O tym, że klient weganin potrafi wywołać panikę nawet u doświadczonego kucharza, przekonała się ostatnio nowa europosłanka Sylwia Spurek. Gdy poprosiła na stołówce w Brukseli o wegańskie jedzenie, dostała standardowy „zestaw mistrza”: frytki oraz groszek z pomidorami.
„Była dzisiaj jeszcze opcja wegetariańska – łosoś…” – napisała na Facebooku zawiedziona parlamentarzystka. – „Jak na miejsce, które powinno skutecznie walczyć o prawa człowieka, prawa zwierząt i przeciwdziałać zmianom klimatycznym, to trochę obciach. Widać, że w wielu sprawach PE przespał sporo czasu. Czas na przebudzenie i zmiany!”.
Na Sylwię Spurek po tym wpisie posypała się fala krytycznych komentarzy ze strony niektórych internautów.
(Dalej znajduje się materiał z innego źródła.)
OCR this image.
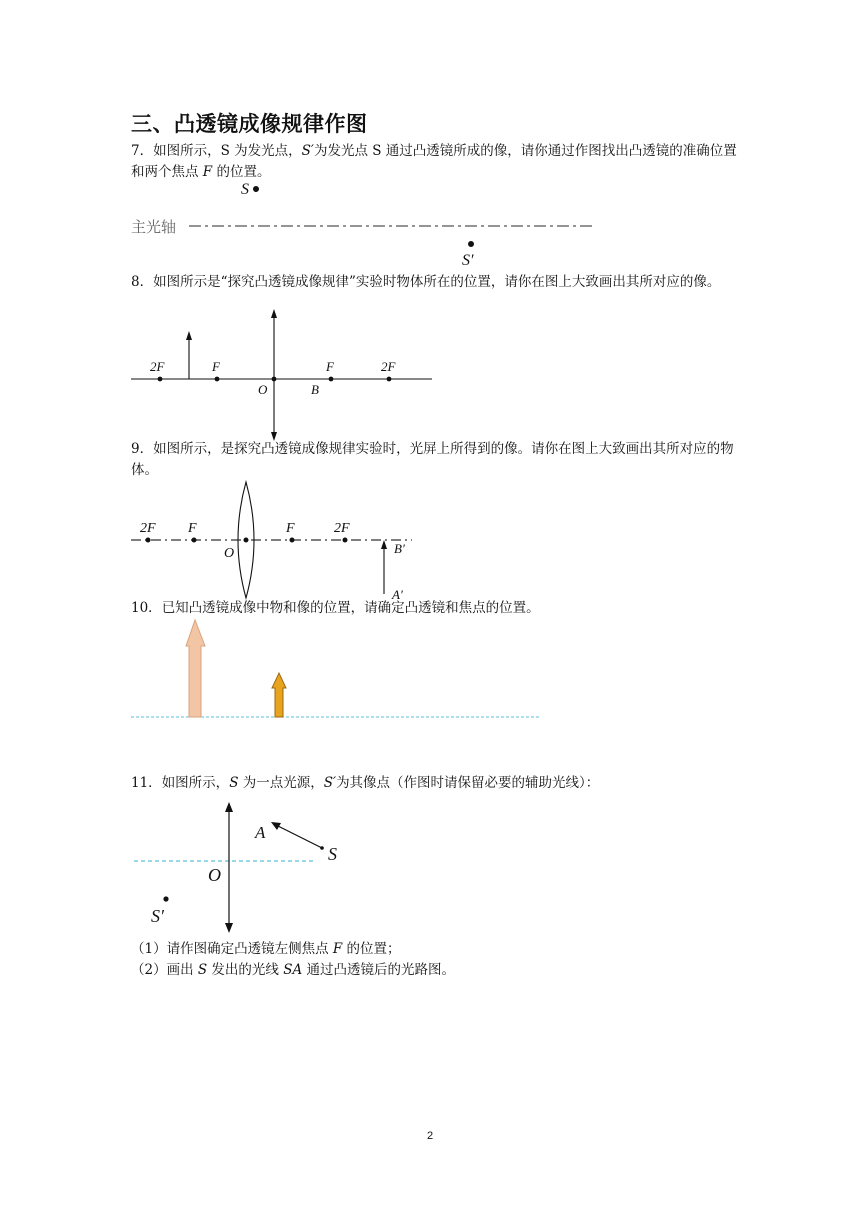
三、凸透镜成像规律作图
7．如图所示，S 为发光点，S′为发光点 S 通过凸透镜所成的像，请你通过作图找出凸透镜的准确位置和两个焦点 F 的位置。
S
主光轴
S′
8．如图所示是“探究凸透镜成像规律”实验时物体所在的位置，请你在图上大致画出其所对应的像。
2F	F
O
F
B
2F
9．如图所示，是探究凸透镜成像规律实验时，光屏上所得到的像。请你在图上大致画出其所对应的物体。
2F F
O
F	2F
B′
A′
10．已知凸透镜成像中物和像的位置，请确定凸透镜和焦点的位置。
11．如图所示，S 为一点光源，S′为其像点（作图时请保留必要的辅助光线）：
A
S
O
S′
（1）请作图确定凸透镜左侧焦点 F 的位置；
（2）画出 S 发出的光线 SA 通过凸透镜后的光路图。
2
Ale posłanka Wiosny się tym nie przejęła:
– Cieszę się, że on wywołał takie emocje, bo wywołał też merytoryczną dyskusję na temat konsekwencji przemysłowej hodowli zwierząt na mięso i mleko. Jeśli tak mogę zmienić czyjś sposób myślenia, spowodować, że zastanowi się, że to nie chodzi o jedzenie, tylko o wartości i standardy, to dobrze. Prawa zwierząt są dla mnie bardzo ważne. Musimy zrobić coś z tym, jak wpływamy na naszą planetę również poprzez nasze dietetyczne wybory. Dieta jest sprawą polityczną. Jeśli przez moje wybory dotyczące jedzenia mogę spowodować, że zwierzęta nie będą cierpieć, to jest to jedna z najprostszych decyzji, jakie mogę podjąć – powiedziała dziennikarzom.
Zadeklarowała, że zwalczy o to, by stołówka w PE poszerzyła ofertę dla wegan, ale również o to, by w dostępnym menu zaczęto oznaczać alergeny. Najwyraźniej Sylwia Spurek okazała się bardziej europejska od samego centrum Europy.